Après une série de lectures plutôt contemporaines et souvent éloignées de mon univers de prédilection, la littérature anglo-saxonne, j’ai eu envie de faire une petite pause pour revenir à quelques classiques. Mon premier choix s’est porté sur Henry James, dont j’avais déjà lu The Turn of the Screw et quelques nouvelles. J’avais notamment en réserve Les Dépouilles de Poynton, livre que j’ai croqué avec plaisir le temps d’un week-end.
James fait partie de ces auteurs pouvant rendre une atmosphère si particulière où le plus petit détail, la moindre allusion, chaque expression prêtent à une analyse fournie qui alimentera toute l’histoire et fera de personnages a priori insignifiants les acteurs principaux d’un drame inattendu. Avec son écriture fine, précise, parfois circonspecte, son portrait sans concession d’une société bourgeoise engoncée dans l’hypocrisie et les faux-semblants, James me fait bien souvent penser à Edith Wharton, qui d’ailleurs évoque son ami écrivain dans Les Chemins parcourus.
Les Dépouilles de Poynton retrace l’histoire d’une famille déchirée lorsque, à la perspective du mariage de son fils, Mrs Gereth voit partir en fumée toute la vie qu’elle avait construite autour du château de Poynton, résidence emplie de trésors accumulés tout au long d’une vie. Passionnée par l’ameublement recherché de sa résidence, amoureuse de chaque bibelot, Mrs Gereth ne supporte pas de voir son fils Owen (beau, intègre mais stupide) tourner autour de Mona Brigstock, jolie femme vulgaire et vaine incapable de saisir la beauté que les pièces de Poynton recèlent. Par amour de l’art, Mrs Gereth place tous ses espoirs dans une autre jeune femme, Fleda Vetch, celle-ci brillante, subtile et surtout, douée d’une compréhension profonde des talents déployés pour faire de Poynton un lieu unique. Issue d’une famille modeste, Fleda devient bientôt la confidente de Mrs Gereth, puis un intermédiaire incontournable dans les transactions et discussions qui opposent la mère et le fils. Car dès le début du roman, Mrs Gereth sait que la nouvelle fiancée demande l’expulsion de la maîtresse de maison, ne consentant à lui laisser que quelques meubles, le fils étant désormais seul propriétaire des lieux.

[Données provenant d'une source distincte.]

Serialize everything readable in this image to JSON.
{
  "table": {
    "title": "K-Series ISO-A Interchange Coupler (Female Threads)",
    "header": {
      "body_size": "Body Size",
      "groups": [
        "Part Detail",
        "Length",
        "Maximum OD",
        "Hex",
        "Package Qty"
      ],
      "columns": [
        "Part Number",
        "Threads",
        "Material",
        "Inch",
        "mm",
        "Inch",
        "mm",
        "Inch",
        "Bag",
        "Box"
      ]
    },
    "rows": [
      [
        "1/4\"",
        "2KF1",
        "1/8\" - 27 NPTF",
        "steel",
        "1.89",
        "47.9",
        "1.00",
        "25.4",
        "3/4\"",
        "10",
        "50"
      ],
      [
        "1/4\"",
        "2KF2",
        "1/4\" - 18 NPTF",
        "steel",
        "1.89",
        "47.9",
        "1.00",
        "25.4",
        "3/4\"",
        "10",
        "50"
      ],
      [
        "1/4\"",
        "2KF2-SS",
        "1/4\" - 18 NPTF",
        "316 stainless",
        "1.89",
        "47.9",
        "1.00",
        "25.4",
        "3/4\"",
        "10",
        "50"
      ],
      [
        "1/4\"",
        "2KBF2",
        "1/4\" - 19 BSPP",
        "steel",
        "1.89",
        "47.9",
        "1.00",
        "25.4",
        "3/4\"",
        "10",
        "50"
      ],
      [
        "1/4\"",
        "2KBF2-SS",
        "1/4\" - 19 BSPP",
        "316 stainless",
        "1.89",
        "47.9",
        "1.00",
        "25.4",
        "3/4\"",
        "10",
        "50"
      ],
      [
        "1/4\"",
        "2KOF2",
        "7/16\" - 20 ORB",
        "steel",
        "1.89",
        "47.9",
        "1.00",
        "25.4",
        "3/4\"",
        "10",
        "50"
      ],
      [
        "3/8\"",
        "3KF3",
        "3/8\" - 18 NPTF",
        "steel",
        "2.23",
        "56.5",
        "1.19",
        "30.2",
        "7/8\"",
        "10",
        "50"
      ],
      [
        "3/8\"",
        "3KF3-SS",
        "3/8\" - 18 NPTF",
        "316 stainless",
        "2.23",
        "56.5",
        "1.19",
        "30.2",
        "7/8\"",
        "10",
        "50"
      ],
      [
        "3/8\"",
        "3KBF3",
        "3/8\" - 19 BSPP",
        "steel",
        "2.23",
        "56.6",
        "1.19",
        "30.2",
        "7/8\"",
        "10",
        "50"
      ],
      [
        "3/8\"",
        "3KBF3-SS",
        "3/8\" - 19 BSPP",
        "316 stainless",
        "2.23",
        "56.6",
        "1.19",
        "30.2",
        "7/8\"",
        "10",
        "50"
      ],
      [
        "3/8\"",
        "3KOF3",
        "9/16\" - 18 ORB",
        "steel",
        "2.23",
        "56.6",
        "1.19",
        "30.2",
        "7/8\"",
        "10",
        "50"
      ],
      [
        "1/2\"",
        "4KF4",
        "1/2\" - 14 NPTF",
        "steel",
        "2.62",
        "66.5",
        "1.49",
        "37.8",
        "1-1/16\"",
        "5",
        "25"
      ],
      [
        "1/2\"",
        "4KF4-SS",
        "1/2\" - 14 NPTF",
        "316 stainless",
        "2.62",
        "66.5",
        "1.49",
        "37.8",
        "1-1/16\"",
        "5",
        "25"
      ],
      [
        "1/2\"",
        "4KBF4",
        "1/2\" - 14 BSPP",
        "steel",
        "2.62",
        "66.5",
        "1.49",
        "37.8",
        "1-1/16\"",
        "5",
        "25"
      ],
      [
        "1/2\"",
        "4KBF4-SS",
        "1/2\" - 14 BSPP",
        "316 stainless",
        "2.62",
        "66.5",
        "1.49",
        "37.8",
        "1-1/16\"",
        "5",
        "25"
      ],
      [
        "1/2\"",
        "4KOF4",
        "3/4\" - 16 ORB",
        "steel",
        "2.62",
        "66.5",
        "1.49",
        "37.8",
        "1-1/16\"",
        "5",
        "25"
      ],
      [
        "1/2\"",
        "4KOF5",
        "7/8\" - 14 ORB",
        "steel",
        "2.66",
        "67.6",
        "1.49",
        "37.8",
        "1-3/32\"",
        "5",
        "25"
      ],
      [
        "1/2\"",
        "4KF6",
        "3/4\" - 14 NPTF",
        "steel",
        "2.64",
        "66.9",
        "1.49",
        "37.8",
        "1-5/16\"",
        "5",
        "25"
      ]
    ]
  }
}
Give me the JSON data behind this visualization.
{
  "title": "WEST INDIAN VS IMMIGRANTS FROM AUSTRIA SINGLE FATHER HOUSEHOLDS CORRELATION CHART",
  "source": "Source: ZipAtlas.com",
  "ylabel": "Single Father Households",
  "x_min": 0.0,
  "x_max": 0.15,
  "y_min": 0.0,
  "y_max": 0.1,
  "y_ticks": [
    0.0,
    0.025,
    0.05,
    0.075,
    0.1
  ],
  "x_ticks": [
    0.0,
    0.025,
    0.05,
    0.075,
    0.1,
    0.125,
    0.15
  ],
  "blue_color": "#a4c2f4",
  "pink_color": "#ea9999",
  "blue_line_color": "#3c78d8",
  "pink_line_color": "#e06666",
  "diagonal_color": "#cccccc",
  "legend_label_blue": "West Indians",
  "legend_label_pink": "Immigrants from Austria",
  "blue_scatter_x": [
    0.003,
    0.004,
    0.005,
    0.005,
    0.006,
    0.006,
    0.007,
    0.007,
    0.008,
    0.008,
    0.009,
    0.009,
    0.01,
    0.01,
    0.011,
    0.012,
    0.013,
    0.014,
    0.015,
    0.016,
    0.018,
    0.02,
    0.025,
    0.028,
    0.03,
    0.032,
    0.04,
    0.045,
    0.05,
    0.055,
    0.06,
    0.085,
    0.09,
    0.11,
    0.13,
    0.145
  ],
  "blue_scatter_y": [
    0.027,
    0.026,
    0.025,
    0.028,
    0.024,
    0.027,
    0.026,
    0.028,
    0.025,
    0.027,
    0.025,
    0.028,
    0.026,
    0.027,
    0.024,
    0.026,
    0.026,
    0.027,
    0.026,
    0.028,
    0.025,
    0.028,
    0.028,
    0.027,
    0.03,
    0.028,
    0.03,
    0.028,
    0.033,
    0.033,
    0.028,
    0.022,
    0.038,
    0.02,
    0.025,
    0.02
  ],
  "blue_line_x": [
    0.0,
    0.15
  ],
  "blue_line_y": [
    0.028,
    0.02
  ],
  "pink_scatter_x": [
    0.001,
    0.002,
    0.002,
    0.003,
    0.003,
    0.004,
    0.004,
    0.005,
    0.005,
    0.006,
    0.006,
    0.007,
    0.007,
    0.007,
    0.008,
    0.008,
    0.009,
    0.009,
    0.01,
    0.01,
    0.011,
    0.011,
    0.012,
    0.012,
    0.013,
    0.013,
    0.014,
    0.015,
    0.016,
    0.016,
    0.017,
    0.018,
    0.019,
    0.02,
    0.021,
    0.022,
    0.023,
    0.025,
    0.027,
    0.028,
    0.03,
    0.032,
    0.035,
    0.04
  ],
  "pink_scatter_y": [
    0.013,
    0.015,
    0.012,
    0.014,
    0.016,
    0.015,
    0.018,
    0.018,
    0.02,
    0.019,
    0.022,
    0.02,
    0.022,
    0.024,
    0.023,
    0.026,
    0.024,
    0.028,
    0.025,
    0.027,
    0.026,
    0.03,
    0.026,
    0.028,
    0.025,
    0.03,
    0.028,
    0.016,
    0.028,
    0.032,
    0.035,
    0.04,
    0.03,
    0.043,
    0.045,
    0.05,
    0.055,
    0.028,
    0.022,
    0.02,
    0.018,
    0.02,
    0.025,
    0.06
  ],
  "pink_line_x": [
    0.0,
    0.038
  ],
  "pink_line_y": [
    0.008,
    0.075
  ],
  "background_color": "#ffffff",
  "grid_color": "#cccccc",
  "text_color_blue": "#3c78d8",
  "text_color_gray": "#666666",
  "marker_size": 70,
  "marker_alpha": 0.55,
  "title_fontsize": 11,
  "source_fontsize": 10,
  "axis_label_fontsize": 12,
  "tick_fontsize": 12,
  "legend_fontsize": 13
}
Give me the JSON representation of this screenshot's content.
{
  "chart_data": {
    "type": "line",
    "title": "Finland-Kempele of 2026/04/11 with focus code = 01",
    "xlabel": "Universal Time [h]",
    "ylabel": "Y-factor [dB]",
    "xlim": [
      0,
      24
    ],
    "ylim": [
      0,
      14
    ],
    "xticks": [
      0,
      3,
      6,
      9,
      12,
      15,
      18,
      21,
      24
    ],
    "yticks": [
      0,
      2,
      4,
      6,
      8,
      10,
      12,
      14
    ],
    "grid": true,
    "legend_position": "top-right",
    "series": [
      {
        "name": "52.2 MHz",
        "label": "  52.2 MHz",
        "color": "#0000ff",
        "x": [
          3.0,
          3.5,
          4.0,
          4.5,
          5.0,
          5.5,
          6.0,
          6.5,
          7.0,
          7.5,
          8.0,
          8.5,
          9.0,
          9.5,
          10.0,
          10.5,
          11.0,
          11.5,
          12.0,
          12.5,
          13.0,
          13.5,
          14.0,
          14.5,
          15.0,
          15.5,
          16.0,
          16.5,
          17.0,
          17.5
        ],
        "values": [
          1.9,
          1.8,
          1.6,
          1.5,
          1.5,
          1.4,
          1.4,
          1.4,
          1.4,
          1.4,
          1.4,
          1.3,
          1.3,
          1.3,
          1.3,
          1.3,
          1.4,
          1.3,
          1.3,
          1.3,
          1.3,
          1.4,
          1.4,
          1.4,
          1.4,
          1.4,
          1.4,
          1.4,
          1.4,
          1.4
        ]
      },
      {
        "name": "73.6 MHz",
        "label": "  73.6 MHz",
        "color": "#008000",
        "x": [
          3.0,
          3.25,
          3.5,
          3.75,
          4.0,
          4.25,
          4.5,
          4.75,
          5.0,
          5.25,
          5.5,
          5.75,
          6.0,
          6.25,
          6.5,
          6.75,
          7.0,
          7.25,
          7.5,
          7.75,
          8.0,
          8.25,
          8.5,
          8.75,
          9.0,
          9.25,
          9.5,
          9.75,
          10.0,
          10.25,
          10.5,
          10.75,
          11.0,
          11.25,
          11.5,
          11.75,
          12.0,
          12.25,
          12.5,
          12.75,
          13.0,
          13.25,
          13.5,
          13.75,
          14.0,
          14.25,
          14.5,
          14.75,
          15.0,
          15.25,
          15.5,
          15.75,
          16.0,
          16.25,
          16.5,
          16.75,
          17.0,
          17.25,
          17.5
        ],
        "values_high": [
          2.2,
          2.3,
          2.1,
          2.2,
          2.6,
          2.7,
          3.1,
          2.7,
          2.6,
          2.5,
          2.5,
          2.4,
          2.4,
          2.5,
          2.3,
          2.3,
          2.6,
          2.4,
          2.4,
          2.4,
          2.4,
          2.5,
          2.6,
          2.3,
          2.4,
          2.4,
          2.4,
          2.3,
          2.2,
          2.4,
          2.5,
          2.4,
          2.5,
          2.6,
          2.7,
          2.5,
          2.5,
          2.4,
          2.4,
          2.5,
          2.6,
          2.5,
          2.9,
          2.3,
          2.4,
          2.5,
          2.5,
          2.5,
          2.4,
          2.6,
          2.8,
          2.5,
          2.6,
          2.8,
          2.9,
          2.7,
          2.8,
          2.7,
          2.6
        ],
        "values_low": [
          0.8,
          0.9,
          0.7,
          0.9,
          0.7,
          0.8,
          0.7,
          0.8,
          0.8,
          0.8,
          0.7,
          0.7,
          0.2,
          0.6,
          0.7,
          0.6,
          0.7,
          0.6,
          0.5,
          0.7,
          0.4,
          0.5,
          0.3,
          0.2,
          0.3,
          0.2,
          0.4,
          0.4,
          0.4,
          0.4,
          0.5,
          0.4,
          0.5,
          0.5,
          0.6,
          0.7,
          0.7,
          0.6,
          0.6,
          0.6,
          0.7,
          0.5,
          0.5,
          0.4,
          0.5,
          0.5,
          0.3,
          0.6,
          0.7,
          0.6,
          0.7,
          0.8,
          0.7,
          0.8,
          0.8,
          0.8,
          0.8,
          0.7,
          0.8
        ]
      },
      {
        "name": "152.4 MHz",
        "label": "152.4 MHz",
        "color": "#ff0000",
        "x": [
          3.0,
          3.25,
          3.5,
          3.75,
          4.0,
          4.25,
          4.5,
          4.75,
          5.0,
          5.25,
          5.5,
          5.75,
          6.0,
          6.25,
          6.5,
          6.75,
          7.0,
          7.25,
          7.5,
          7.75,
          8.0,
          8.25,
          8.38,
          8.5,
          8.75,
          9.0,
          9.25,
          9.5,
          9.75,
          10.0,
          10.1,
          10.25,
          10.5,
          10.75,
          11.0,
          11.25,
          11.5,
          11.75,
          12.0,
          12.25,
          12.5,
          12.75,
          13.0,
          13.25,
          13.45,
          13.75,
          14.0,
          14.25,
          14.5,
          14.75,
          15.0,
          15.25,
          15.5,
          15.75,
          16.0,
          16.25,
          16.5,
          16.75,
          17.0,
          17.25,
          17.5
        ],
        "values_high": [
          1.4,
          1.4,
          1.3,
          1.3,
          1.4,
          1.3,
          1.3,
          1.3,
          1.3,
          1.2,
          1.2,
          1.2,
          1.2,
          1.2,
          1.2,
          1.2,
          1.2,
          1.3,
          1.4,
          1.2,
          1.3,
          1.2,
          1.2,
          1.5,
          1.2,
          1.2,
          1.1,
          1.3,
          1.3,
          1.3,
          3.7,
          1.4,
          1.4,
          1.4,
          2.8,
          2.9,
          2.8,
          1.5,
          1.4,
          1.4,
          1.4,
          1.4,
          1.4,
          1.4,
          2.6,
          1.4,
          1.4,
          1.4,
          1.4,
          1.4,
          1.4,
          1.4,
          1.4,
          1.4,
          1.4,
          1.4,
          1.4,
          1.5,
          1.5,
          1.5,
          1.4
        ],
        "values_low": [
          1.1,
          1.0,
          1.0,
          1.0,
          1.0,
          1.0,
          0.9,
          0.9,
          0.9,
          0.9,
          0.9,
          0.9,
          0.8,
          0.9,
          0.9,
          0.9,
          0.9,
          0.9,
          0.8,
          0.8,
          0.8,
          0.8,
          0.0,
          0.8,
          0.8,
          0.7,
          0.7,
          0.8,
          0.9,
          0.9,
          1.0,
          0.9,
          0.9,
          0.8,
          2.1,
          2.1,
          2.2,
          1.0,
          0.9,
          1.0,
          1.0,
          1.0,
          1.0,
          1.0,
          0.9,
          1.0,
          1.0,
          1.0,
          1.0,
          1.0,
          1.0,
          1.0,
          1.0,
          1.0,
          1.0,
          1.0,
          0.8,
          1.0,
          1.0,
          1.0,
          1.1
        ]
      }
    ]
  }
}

Plusieurs sujets se mêlent ici : la beauté de l’art et sa valeur, sur un plan que l’on pourrait qualifier de « moral » ; les choix difficiles qui s’opèrent entre amour et loyauté ; la grandeur d’âme opposée à l’appât du gain ; l’intelligence à la bêtise et à l’étroitesse d’esprit ; les ambitions nobles à la petitesse de personnes simples ; l’esthétisme et la réflexion à la volonté triomphante. Le choix de la liberté et les sacrifices qu’il implique est également une question centrale dans ce roman où, par sa lucidité, Fleda va prendre une envergure inattendue.
De personnage périphérique, Fleda devient en effet rapidement le sujet central. Partagée entre son respect des belles choses, son amour pour Owen, ses devoirs envers sa bienfaitrice et surtout, son sens des scrupules excessif, la jeune femme prouve tout au long du roman son goût du sacrifice, plaçant certaines valeurs par-dessus tout, au risque de tout perdre. Son statut est lui aussi au centre de l’intrigue : amie ? ; dame de compagnie ? ; fausse employée ? ; ou même simple meuble, comme le prétend Mrs Gereth dans sa colère ?
Jusqu’à la dernière page, le lecteur se prend à espérer certains retournements de situation, l’histoire prenant petit à petit un tour que l’on pourrait trouver inattendu s’il ne reflétait pas une parfaite maîtrise de la narration.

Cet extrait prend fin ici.